Sure, he delivers up exceptional technical editorial skill (you know, the "who, whom" stuff I still struggle with), but there's another piece he provides, which I've realized is essential to me and my emerging life as a writer: the belief that we all have a divine purpose and when you're on track with yours, the world is a better place for all of us.
In a nutshell (my words, not his), Willy's "work" is helping people like me find, hone and develop their sacred, most authentic voice in the realm of writing.
The conversation we had--during which he reminded me, "God is your employer"--came about in a coaching session focused around me having "writers block." Eventually, I realized it was caused (mostly) by my sales and marketing brain butting into things it shouldn't. You see, I'd been at my "other job" so long I never considered myself a writer. Instead, I just saw myself as "lucky" -- an idea follows me around until I write about it, and then some very nice people at publications I deeply respect run my blogs (e.g., Huffington Post, Enlightenment Is Sexy).
So, when I told Willy this and expressed how stuck I felt, he went quiet for a few moments. And then he spoke with a calm knowingness.
"You are a writer, and your job is to tune into what your true voice is saying and write that. Judy, you don't need to concern yourself with the outcome. God is your employer."
Can I hear an "Amen!" for that?
I write now because I am in joy when I do, I'm inspired when I do, and I hope you, the reader, benefits. (That, however, is up to God.)
My point of view about conscious dating is a reflection of my life: a working knowledge and understanding of "the Rules of the Game," but with a lot more brought to the table from meditating, studying and practicing the principles of the Gita and other inspirational works . . . and really paying attention to what works and what doesn't work in the nurturing of healthy relationships.
As The Course in Miracles says, "Relationships are assignments" . . . designed to further our spiritual growth if we're open and allow that. My thoughts on conscious dating are a synthesis of the most enduring concepts and principles gleaned from being a spiritual seeker, with the best of what I've learned from dating and listening to others share about dating, fused with my affinity for growing things. I would call it a "middle way" perspective.
Certainly, I think there's value in a lot of the dating material out there. I just have a different take on the foundation and execution of it. I believe women are whole and complete without a man. I also believe choosing a life partner is a highly important-... no, a sacred decision, not some scary race to the finish line to "fit in."
My intention is to share a voice that brings some illumination to the subject of dating - I want to encourage you to "tap in and listen," rather than "focus on the pressure to get hitched." Part of my passion for this topic is having withstood a ridiculous amount of pressure myself to couple up when, in fact, the person I was dating was "my growth lesson," not "my person."

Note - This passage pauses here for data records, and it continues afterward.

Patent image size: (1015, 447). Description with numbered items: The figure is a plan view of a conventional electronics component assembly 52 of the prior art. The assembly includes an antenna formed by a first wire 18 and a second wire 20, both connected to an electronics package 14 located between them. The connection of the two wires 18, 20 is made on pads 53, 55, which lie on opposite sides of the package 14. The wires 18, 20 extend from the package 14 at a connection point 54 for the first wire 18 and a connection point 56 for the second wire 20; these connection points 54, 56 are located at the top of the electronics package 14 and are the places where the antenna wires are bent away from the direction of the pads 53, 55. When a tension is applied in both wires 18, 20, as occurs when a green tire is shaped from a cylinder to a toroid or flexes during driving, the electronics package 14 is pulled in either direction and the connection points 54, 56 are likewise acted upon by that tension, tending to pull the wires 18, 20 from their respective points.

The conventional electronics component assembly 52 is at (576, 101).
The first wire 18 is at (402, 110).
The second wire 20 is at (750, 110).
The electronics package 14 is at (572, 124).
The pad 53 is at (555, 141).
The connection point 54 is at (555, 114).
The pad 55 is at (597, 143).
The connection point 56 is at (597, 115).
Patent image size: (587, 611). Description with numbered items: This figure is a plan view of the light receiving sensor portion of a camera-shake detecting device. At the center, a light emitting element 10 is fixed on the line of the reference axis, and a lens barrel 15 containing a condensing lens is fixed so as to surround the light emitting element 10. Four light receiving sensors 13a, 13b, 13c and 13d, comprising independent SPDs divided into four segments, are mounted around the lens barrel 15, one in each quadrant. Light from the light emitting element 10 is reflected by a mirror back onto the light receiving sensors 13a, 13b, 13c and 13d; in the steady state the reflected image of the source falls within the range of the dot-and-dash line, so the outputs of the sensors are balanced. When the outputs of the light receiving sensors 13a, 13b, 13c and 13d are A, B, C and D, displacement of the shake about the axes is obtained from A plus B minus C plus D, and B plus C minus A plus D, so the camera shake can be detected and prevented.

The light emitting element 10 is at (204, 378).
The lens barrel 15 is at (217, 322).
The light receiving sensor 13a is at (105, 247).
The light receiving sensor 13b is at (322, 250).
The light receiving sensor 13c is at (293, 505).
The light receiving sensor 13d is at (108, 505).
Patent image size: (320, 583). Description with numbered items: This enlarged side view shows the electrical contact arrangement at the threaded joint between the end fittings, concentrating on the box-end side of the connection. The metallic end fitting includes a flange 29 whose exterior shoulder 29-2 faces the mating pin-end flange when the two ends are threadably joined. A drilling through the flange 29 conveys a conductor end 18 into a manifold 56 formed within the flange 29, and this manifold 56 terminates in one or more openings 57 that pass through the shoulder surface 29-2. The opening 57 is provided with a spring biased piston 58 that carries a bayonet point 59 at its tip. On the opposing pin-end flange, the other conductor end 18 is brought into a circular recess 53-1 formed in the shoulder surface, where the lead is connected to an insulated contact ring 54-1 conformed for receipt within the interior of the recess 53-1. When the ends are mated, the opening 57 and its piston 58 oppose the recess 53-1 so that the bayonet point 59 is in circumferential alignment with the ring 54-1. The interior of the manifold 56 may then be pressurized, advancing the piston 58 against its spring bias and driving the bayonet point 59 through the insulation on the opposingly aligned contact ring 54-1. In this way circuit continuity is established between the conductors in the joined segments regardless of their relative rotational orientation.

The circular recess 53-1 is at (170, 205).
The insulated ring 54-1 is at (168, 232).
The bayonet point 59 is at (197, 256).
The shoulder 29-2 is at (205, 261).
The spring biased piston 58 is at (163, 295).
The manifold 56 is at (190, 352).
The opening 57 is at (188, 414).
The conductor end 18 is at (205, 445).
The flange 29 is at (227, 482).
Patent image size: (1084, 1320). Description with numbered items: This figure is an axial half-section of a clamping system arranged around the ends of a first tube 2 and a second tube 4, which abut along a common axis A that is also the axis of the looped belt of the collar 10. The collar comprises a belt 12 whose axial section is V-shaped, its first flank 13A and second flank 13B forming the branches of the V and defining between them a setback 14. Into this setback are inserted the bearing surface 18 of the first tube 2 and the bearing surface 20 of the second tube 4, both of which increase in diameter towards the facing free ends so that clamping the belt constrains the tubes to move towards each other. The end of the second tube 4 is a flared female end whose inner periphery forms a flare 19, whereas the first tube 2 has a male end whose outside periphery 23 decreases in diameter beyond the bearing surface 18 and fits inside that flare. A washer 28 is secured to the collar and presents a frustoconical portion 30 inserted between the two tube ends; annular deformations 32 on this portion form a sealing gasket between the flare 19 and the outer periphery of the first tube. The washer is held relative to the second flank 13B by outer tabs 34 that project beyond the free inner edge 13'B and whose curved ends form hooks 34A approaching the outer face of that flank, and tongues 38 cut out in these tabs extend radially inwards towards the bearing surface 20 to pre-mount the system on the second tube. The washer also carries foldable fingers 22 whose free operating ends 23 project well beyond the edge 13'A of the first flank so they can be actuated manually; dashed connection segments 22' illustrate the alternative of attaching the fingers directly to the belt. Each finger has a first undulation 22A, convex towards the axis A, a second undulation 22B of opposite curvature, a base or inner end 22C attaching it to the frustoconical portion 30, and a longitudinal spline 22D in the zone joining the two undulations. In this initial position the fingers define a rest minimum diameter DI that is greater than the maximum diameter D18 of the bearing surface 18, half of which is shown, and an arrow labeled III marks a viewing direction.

Here's my bottom line: You are unique, amazing and worthy of waiting for the right man, your divine right partner. Your friends and family are well intentioned, but if you're on the conscious dating path, they may not understand the simple difference I do: it's not "enough" to bag some guy -- you deserve YOUR guy.
I'm clear my message resonates with a certain emerging tribe of women: yoga practitioners, meditators, healing arts people, natural health and organic diet people, etc. and less so with others. Whoever is listening, the "scarcity mentality "about men is a LIE and needs to GO, NOW.
I've intentionally retracted from people, places and things I feel dissonant with regarding this topic . . . and to be honest, I'm so much more fulfilled and happy for it. If I have one suggestion above all, it's to reframe any negativity or scarcity mentality you may have about men, a.s.a.p. ("All men cheat," "There are not enough men," etc.).
If necessary, get the help of a qualified counselor to unravel those sorts of beliefs or attitudes, and free yourself, once and for all.
In my heart of hearts, I believe if you "get out there" and earnestly live more consciously, with a sincere focus on self-care and self-love, intending to grow, and tapping into your dharma, the life purpose that makes your heart sing and challenges you to live and enjoy your best life--in other words, to do your "work" for God/The Universe/your Higher Power . . . your true Employer--it becomes more likely you WILL meet the "who you are and what you seek."